Wat mij het meest fascineert in de verhalen van Munro is dat ze op zo'n ingetogen manier meedogenloos zijn. Het verhaal Stilte (Runaway) in haar laatste bundel bijvoorbeeld kan ik niet lezen zonder kippenvel te krijgen. Hoe kan iemand haar personages zo toegedaan zijn, zoveel aandacht hebben voor hun interieur, hun huid, hun manier van lachen, hun geschiedenis, en zo'n wreed lot voor hen in petto hebben? Hun kwetsbare nek zo toegewijd op het hakblok vlijen? Gothic worden haar verhalen wel genoemd, en inderdaad zie ik een lijn lopen van de gistende romans van de gezusters Brontë in de negentiende eeuw naar de zwarte verhalen en novellen van Flannery O'Connor en Jean Rhys in de twintigste eeuw. Carried Away in Open Secrets is om een andere reden een verhaal dat mij niet onberoerd laat; zoals vele jaren later Ian McEwan in Atonement met een kunstgreep zijn personage boven de roman uit laat stijgen, waardoor het geschrevene met terugwerkende kracht als een offerande kan worden gelezen, zo maakt ook Munro iets wat onherstelbaar leek weer «goed» voor haar romanfiguur - niet toevallig een bibliothecaresse - door haar nog een herkansing te bieden. Klinkt ingewikkeld, maar dat heeft met mijn onbeholpen omschrijving te maken, en zeker niet met het verhaal zelf, dat glashelder én mysterieus is.

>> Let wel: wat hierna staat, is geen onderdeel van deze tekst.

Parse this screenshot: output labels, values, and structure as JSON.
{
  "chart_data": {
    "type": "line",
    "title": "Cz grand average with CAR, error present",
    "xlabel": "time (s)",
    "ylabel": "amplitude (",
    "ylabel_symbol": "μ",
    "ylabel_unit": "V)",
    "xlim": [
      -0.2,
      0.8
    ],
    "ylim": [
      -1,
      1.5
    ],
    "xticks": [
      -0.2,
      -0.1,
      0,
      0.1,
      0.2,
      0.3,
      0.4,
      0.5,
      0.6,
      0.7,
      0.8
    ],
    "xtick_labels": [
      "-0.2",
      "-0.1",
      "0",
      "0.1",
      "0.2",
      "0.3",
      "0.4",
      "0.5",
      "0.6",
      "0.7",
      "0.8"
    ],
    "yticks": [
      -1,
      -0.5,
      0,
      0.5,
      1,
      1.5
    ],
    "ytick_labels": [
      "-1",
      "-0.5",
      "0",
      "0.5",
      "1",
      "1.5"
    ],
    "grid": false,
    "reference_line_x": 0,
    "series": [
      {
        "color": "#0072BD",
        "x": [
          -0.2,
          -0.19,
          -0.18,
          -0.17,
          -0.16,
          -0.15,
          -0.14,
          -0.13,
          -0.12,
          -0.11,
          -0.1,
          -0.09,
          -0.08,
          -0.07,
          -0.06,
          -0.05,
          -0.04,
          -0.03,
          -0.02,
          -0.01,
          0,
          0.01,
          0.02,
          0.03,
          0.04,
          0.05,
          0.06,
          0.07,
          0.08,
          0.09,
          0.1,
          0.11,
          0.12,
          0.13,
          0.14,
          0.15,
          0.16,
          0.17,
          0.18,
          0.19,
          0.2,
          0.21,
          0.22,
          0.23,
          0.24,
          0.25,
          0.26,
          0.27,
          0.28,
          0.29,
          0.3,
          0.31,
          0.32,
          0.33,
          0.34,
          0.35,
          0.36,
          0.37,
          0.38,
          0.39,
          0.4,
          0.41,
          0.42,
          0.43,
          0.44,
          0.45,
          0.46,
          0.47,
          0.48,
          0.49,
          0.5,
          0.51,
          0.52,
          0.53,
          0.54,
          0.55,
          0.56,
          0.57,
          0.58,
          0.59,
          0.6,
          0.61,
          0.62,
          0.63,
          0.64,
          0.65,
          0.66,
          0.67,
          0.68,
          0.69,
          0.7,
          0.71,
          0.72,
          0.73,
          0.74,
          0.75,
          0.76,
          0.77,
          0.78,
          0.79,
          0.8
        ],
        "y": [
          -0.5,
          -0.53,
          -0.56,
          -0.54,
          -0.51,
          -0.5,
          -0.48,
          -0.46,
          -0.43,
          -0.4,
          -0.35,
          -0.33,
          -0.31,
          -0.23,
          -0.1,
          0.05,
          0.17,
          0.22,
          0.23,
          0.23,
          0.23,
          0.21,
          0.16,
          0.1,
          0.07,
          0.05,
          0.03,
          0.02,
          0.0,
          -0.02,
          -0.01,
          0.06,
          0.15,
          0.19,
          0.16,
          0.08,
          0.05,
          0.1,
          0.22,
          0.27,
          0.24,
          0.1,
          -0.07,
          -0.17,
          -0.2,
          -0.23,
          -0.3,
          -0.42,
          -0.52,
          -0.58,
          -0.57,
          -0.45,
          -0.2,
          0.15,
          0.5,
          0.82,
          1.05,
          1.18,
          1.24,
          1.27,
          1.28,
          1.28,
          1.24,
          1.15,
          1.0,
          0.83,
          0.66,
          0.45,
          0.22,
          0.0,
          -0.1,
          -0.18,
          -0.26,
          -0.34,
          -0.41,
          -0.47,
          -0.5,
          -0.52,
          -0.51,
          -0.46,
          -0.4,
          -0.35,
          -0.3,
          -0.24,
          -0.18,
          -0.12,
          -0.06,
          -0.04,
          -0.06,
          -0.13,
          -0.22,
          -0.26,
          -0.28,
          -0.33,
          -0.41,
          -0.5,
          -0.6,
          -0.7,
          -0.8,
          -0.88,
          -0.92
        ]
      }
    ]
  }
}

Stiekem had ik gehoopt dat haar biograaf iets van het raadsel zou oplossen van deze «virtuoso of domestic horror», zoals Alice Munro door een criticus werd getypeerd: wie is deze beul met de zachte handen? Het beeld dat Sheila Munro van haar moeder creëert in haar «memoir» komt wat dat betreft iets meer nabij, al was het maar omdat zij vanuit een uitgesproken verwondering hun gezamenlijke geschiedenis heeft geboekstaafd. Zo vraagt ze zich met ontwapenende eerlijkheid af hoe het kan dat zij zichzelf terugvond in haar moeders verhalen zoals ze «echt» was. Hoe kon haar moeder haar in haar fictie herscheppen, zonder te weten hoe zij zich voelde? «Ze moet het geweten hebben», concludeert ze, zonder enige bitterheid. Evenmin bitter constateert ze dat het gezinsleven dat ze met «ons» leidde niet haar moeders ware leven was. Dat was het solitaire leven dat ze leidde achter haar schrijftafel, die overigens ingeklemd stond tussen de wasmachine en de strijkplank. Licht schrijnend is Munro junior’s boek alleen als ze schrijft over hoe ze uit alle macht probeert haar eigen schrijversaspiraties te ontplooien, en hoezeer ze eeuwig en altijd in de schaduw van haar briljante én beeldschone moeder staat. «There is something so out-of-proportion about having Alice Munro as my mother», schrijft ze tegen het eind. Waarschijnlijk juist zo buiten proportie omdat Alice Munro altijd de beide levens naast elkaar heeft geleid, wél probeerde die naaiende, bakkende, lieve moeder te zijn - getuige ook alle vrolijke familiekiekjes het hele boek door, tot en met de kleinkinderen op schoot aan toe - en tegelijkertijd al haar energie wilde gebruiken om haar verhalen te schrijven. Het bewaren van de balans tussen die werelden was een delicate aangelegenheid, zo ervoer de dochter.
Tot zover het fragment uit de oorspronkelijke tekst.